Accurate determination of ground-state energies for molecules remains a challenge in quantum chemistry and a cornerstone for progress in fields such as drug discovery and materials design. The Variational Quantum Eigensolver (VQE) represents a leading hybrid quantum-classical paradigm for addressing this challenge; however, its widespread realization is limited by noise and the restricted scalability of current quantum hardware. Achieving efficient simulations on Noisy Intermediate-Scale Quantum (NISQ) devices and forthcoming Fault-Tolerant Application-Scalable Quantum (FASQ) systems demands a detailed understanding of how computational resources scale with molecular complexity and fermion-to-qubit encodings.
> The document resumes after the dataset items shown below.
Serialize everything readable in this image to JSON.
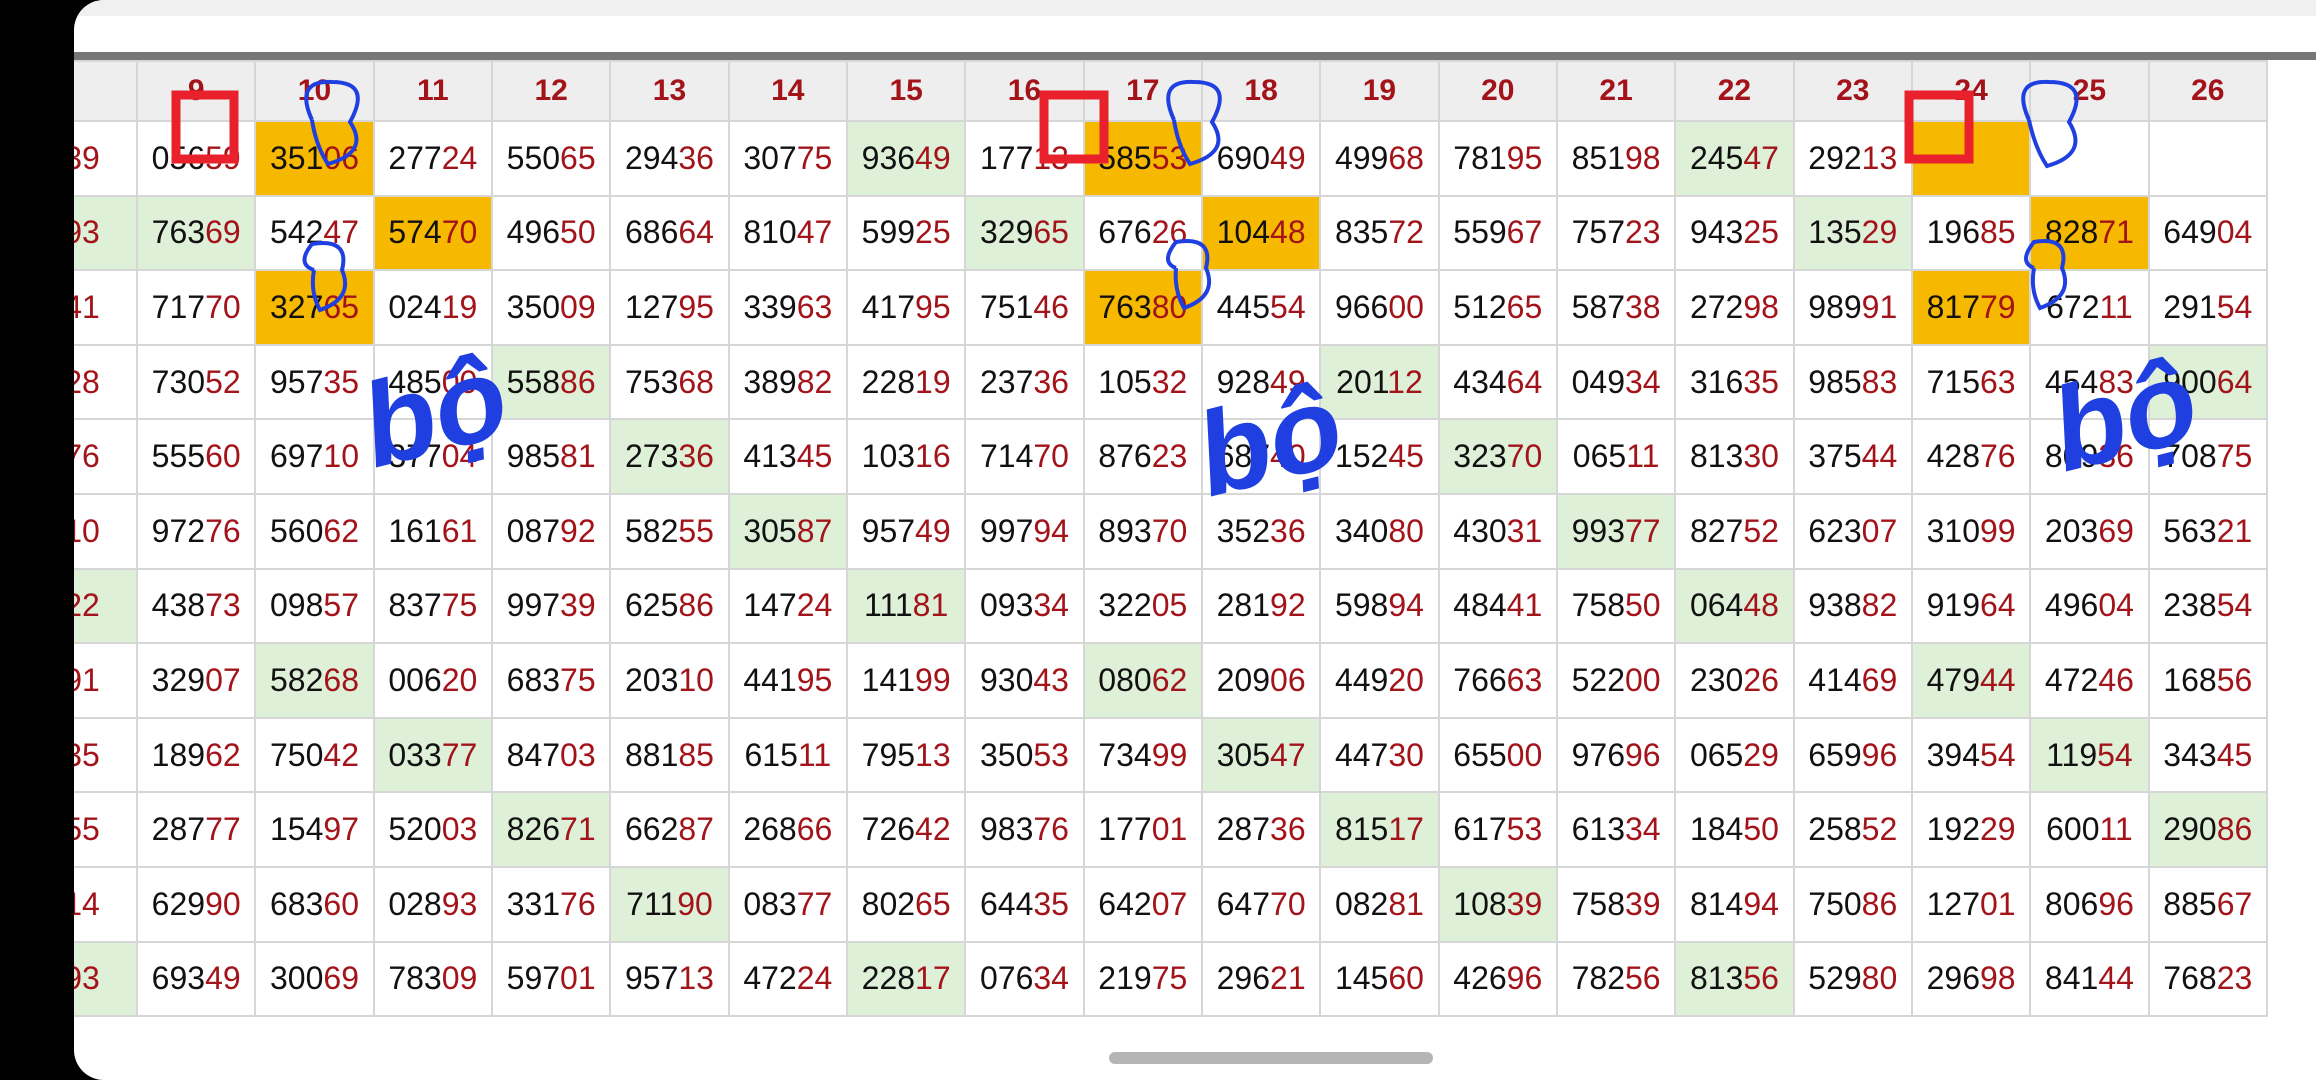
{
  "annotation_text": "bộ",
  "columns": [
    "",
    "9",
    "10",
    "11",
    "12",
    "13",
    "14",
    "15",
    "16",
    "17",
    "18",
    "19",
    "20",
    "21",
    "22",
    "23",
    "24",
    "25",
    "26"
  ],
  "rows": [
    [
      {
        "t": "39",
        "h": "",
        "g": 0
      },
      {
        "t": "05659",
        "h": "05659",
        "g": 0
      },
      {
        "t": "35106",
        "g": 0,
        "y": 1
      },
      {
        "t": "27724",
        "g": 0
      },
      {
        "t": "55065",
        "g": 0
      },
      {
        "t": "29436",
        "g": 0
      },
      {
        "t": "30775",
        "g": 0
      },
      {
        "t": "93649",
        "g": 1
      },
      {
        "t": "17713",
        "g": 0
      },
      {
        "t": "58553",
        "g": 0,
        "y": 1
      },
      {
        "t": "69049",
        "g": 0
      },
      {
        "t": "49968",
        "g": 0
      },
      {
        "t": "78195",
        "g": 0
      },
      {
        "t": "85198",
        "g": 0
      },
      {
        "t": "24547",
        "g": 1
      },
      {
        "t": "29213",
        "g": 0
      },
      {
        "t": "",
        "g": 0,
        "y": 1
      },
      {
        "t": "",
        "g": 0
      },
      {
        "t": "",
        "g": 0
      }
    ],
    [
      {
        "t": "93",
        "g": 1
      },
      {
        "t": "76369",
        "g": 1
      },
      {
        "t": "54247",
        "g": 0
      },
      {
        "t": "57470",
        "g": 0,
        "y": 1
      },
      {
        "t": "49650",
        "g": 0
      },
      {
        "t": "68664",
        "g": 0
      },
      {
        "t": "81047",
        "g": 0
      },
      {
        "t": "59925",
        "g": 0
      },
      {
        "t": "32965",
        "g": 1
      },
      {
        "t": "67626",
        "g": 0
      },
      {
        "t": "10448",
        "g": 0,
        "y": 1
      },
      {
        "t": "83572",
        "g": 0
      },
      {
        "t": "55967",
        "g": 0
      },
      {
        "t": "75723",
        "g": 0
      },
      {
        "t": "94325",
        "g": 0
      },
      {
        "t": "13529",
        "g": 1
      },
      {
        "t": "19685",
        "g": 0
      },
      {
        "t": "82871",
        "g": 0,
        "y": 1
      },
      {
        "t": "64904",
        "g": 0
      }
    ],
    [
      {
        "t": "41",
        "g": 0
      },
      {
        "t": "71770",
        "g": 0
      },
      {
        "t": "32765",
        "g": 0,
        "y": 1
      },
      {
        "t": "02419",
        "g": 0
      },
      {
        "t": "35009",
        "g": 0
      },
      {
        "t": "12795",
        "g": 0
      },
      {
        "t": "33963",
        "g": 0
      },
      {
        "t": "41795",
        "g": 0
      },
      {
        "t": "75146",
        "g": 0
      },
      {
        "t": "76380",
        "g": 0,
        "y": 1
      },
      {
        "t": "44554",
        "g": 0
      },
      {
        "t": "96600",
        "g": 0
      },
      {
        "t": "51265",
        "g": 0
      },
      {
        "t": "58738",
        "g": 0
      },
      {
        "t": "27298",
        "g": 0
      },
      {
        "t": "98991",
        "g": 0
      },
      {
        "t": "81779",
        "g": 0,
        "y": 1
      },
      {
        "t": "67211",
        "g": 0
      },
      {
        "t": "29154",
        "g": 0
      }
    ],
    [
      {
        "t": "28",
        "g": 0
      },
      {
        "t": "73052",
        "g": 0
      },
      {
        "t": "95735",
        "g": 0
      },
      {
        "t": "48500",
        "g": 0
      },
      {
        "t": "55886",
        "g": 1
      },
      {
        "t": "75368",
        "g": 0
      },
      {
        "t": "38982",
        "g": 0
      },
      {
        "t": "22819",
        "g": 0
      },
      {
        "t": "23736",
        "g": 0
      },
      {
        "t": "10532",
        "g": 0
      },
      {
        "t": "92849",
        "g": 0
      },
      {
        "t": "20112",
        "g": 1
      },
      {
        "t": "43464",
        "g": 0
      },
      {
        "t": "04934",
        "g": 0
      },
      {
        "t": "31635",
        "g": 0
      },
      {
        "t": "98583",
        "g": 0
      },
      {
        "t": "71563",
        "g": 0
      },
      {
        "t": "45483",
        "g": 0
      },
      {
        "t": "90064",
        "g": 1
      }
    ],
    [
      {
        "t": "76",
        "g": 0
      },
      {
        "t": "55560",
        "g": 0
      },
      {
        "t": "69710",
        "g": 0
      },
      {
        "t": "37704",
        "g": 0
      },
      {
        "t": "98581",
        "g": 0
      },
      {
        "t": "27336",
        "g": 1
      },
      {
        "t": "41345",
        "g": 0
      },
      {
        "t": "10316",
        "g": 0
      },
      {
        "t": "71470",
        "g": 0
      },
      {
        "t": "87623",
        "g": 0
      },
      {
        "t": "68740",
        "g": 0
      },
      {
        "t": "15245",
        "g": 0
      },
      {
        "t": "32370",
        "g": 1
      },
      {
        "t": "06511",
        "g": 0
      },
      {
        "t": "81330",
        "g": 0
      },
      {
        "t": "37544",
        "g": 0
      },
      {
        "t": "42876",
        "g": 0
      },
      {
        "t": "80936",
        "g": 0
      },
      {
        "t": "70875",
        "g": 0
      }
    ],
    [
      {
        "t": "10",
        "g": 0
      },
      {
        "t": "97276",
        "g": 0
      },
      {
        "t": "56062",
        "g": 0
      },
      {
        "t": "16161",
        "g": 0
      },
      {
        "t": "08792",
        "g": 0
      },
      {
        "t": "58255",
        "g": 0
      },
      {
        "t": "30587",
        "g": 1
      },
      {
        "t": "95749",
        "g": 0
      },
      {
        "t": "99794",
        "g": 0
      },
      {
        "t": "89370",
        "g": 0
      },
      {
        "t": "35236",
        "g": 0
      },
      {
        "t": "34080",
        "g": 0
      },
      {
        "t": "43031",
        "g": 0
      },
      {
        "t": "99377",
        "g": 1
      },
      {
        "t": "82752",
        "g": 0
      },
      {
        "t": "62307",
        "g": 0
      },
      {
        "t": "31099",
        "g": 0
      },
      {
        "t": "20369",
        "g": 0
      },
      {
        "t": "56321",
        "g": 0
      }
    ],
    [
      {
        "t": "22",
        "g": 1
      },
      {
        "t": "43873",
        "g": 0
      },
      {
        "t": "09857",
        "g": 0
      },
      {
        "t": "83775",
        "g": 0
      },
      {
        "t": "99739",
        "g": 0
      },
      {
        "t": "62586",
        "g": 0
      },
      {
        "t": "14724",
        "g": 0
      },
      {
        "t": "11181",
        "g": 1
      },
      {
        "t": "09334",
        "g": 0
      },
      {
        "t": "32205",
        "g": 0
      },
      {
        "t": "28192",
        "g": 0
      },
      {
        "t": "59894",
        "g": 0
      },
      {
        "t": "48441",
        "g": 0
      },
      {
        "t": "75850",
        "g": 0
      },
      {
        "t": "06448",
        "g": 1
      },
      {
        "t": "93882",
        "g": 0
      },
      {
        "t": "91964",
        "g": 0
      },
      {
        "t": "49604",
        "g": 0
      },
      {
        "t": "23854",
        "g": 0
      }
    ],
    [
      {
        "t": "91",
        "g": 0
      },
      {
        "t": "32907",
        "g": 0
      },
      {
        "t": "58268",
        "g": 1
      },
      {
        "t": "00620",
        "g": 0
      },
      {
        "t": "68375",
        "g": 0
      },
      {
        "t": "20310",
        "g": 0
      },
      {
        "t": "44195",
        "g": 0
      },
      {
        "t": "14199",
        "g": 0
      },
      {
        "t": "93043",
        "g": 0
      },
      {
        "t": "08062",
        "g": 1
      },
      {
        "t": "20906",
        "g": 0
      },
      {
        "t": "44920",
        "g": 0
      },
      {
        "t": "76663",
        "g": 0
      },
      {
        "t": "52200",
        "g": 0
      },
      {
        "t": "23026",
        "g": 0
      },
      {
        "t": "41469",
        "g": 0
      },
      {
        "t": "47944",
        "g": 1
      },
      {
        "t": "47246",
        "g": 0
      },
      {
        "t": "16856",
        "g": 0
      }
    ],
    [
      {
        "t": "35",
        "g": 0
      },
      {
        "t": "18962",
        "g": 0
      },
      {
        "t": "75042",
        "g": 0
      },
      {
        "t": "03377",
        "g": 1
      },
      {
        "t": "84703",
        "g": 0
      },
      {
        "t": "88185",
        "g": 0
      },
      {
        "t": "61511",
        "g": 0
      },
      {
        "t": "79513",
        "g": 0
      },
      {
        "t": "35053",
        "g": 0
      },
      {
        "t": "73499",
        "g": 0
      },
      {
        "t": "30547",
        "g": 1
      },
      {
        "t": "44730",
        "g": 0
      },
      {
        "t": "65500",
        "g": 0
      },
      {
        "t": "97696",
        "g": 0
      },
      {
        "t": "06529",
        "g": 0
      },
      {
        "t": "65996",
        "g": 0
      },
      {
        "t": "39454",
        "g": 0
      },
      {
        "t": "11954",
        "g": 1
      },
      {
        "t": "34345",
        "g": 0
      }
    ],
    [
      {
        "t": "55",
        "g": 0
      },
      {
        "t": "28777",
        "g": 0
      },
      {
        "t": "15497",
        "g": 0
      },
      {
        "t": "52003",
        "g": 0
      },
      {
        "t": "82671",
        "g": 1
      },
      {
        "t": "66287",
        "g": 0
      },
      {
        "t": "26866",
        "g": 0
      },
      {
        "t": "72642",
        "g": 0
      },
      {
        "t": "98376",
        "g": 0
      },
      {
        "t": "17701",
        "g": 0
      },
      {
        "t": "28736",
        "g": 0
      },
      {
        "t": "81517",
        "g": 1
      },
      {
        "t": "61753",
        "g": 0
      },
      {
        "t": "61334",
        "g": 0
      },
      {
        "t": "18450",
        "g": 0
      },
      {
        "t": "25852",
        "g": 0
      },
      {
        "t": "19229",
        "g": 0
      },
      {
        "t": "60011",
        "g": 0
      },
      {
        "t": "29086",
        "g": 1
      }
    ],
    [
      {
        "t": "14",
        "g": 0
      },
      {
        "t": "62990",
        "g": 0
      },
      {
        "t": "68360",
        "g": 0
      },
      {
        "t": "02893",
        "g": 0
      },
      {
        "t": "33176",
        "g": 0
      },
      {
        "t": "71190",
        "g": 1
      },
      {
        "t": "08377",
        "g": 0
      },
      {
        "t": "80265",
        "g": 0
      },
      {
        "t": "64435",
        "g": 0
      },
      {
        "t": "64207",
        "g": 0
      },
      {
        "t": "64770",
        "g": 0
      },
      {
        "t": "08281",
        "g": 0
      },
      {
        "t": "10839",
        "g": 1
      },
      {
        "t": "75839",
        "g": 0
      },
      {
        "t": "81494",
        "g": 0
      },
      {
        "t": "75086",
        "g": 0
      },
      {
        "t": "12701",
        "g": 0
      },
      {
        "t": "80696",
        "g": 0
      },
      {
        "t": "88567",
        "g": 0
      }
    ],
    [
      {
        "t": "93",
        "g": 1
      },
      {
        "t": "69349",
        "g": 0
      },
      {
        "t": "30069",
        "g": 0
      },
      {
        "t": "78309",
        "g": 0
      },
      {
        "t": "59701",
        "g": 0
      },
      {
        "t": "95713",
        "g": 0
      },
      {
        "t": "47224",
        "g": 0
      },
      {
        "t": "22817",
        "g": 1
      },
      {
        "t": "07634",
        "g": 0
      },
      {
        "t": "21975",
        "g": 0
      },
      {
        "t": "29621",
        "g": 0
      },
      {
        "t": "14560",
        "g": 0
      },
      {
        "t": "42696",
        "g": 0
      },
      {
        "t": "78256",
        "g": 0
      },
      {
        "t": "81356",
        "g": 1
      },
      {
        "t": "52980",
        "g": 0
      },
      {
        "t": "29698",
        "g": 0
      },
      {
        "t": "84144",
        "g": 0
      },
      {
        "t": "76823",
        "g": 0
      }
    ]
  ]
}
In this study, resource requirements for VQE implementations employing the Unitary Coupled Cluster Singles and Doubles (UCCSD) ansatz are systematically analyzed. The molecular Hamiltonian is formulated in second quantization and mapped to qubit operators through the Jordan-Wigner (JW), Bravyi-Kitaev (BK), and Parity (Pa) transformations. Hamiltonian reduction strategies, including $\mathbb{Z}_2$ tapering and frozen-core approximations, are examined to assess their effect on quantum resource scaling. The analysis reveals that appropriate transformations, when combined with symmetry-based reductions, can substantially reduce qubit counts by up to $\approx 50\%$ and quantum gate counts by up to $\approx 27.5\times$ and Hamiltonian Pauli string counts by up to $\approx 2.75\times$, relative to the corresponding unreduced Hamiltonian representations within the same active-space configuration for the representative set of molecular systems under study. These findings provide practical circuit-level insights for executing chemically relevant simulations on NISQ hardware, while establishing physical-resource baselines that may inform future logical-level analyses targeting FASQ systems.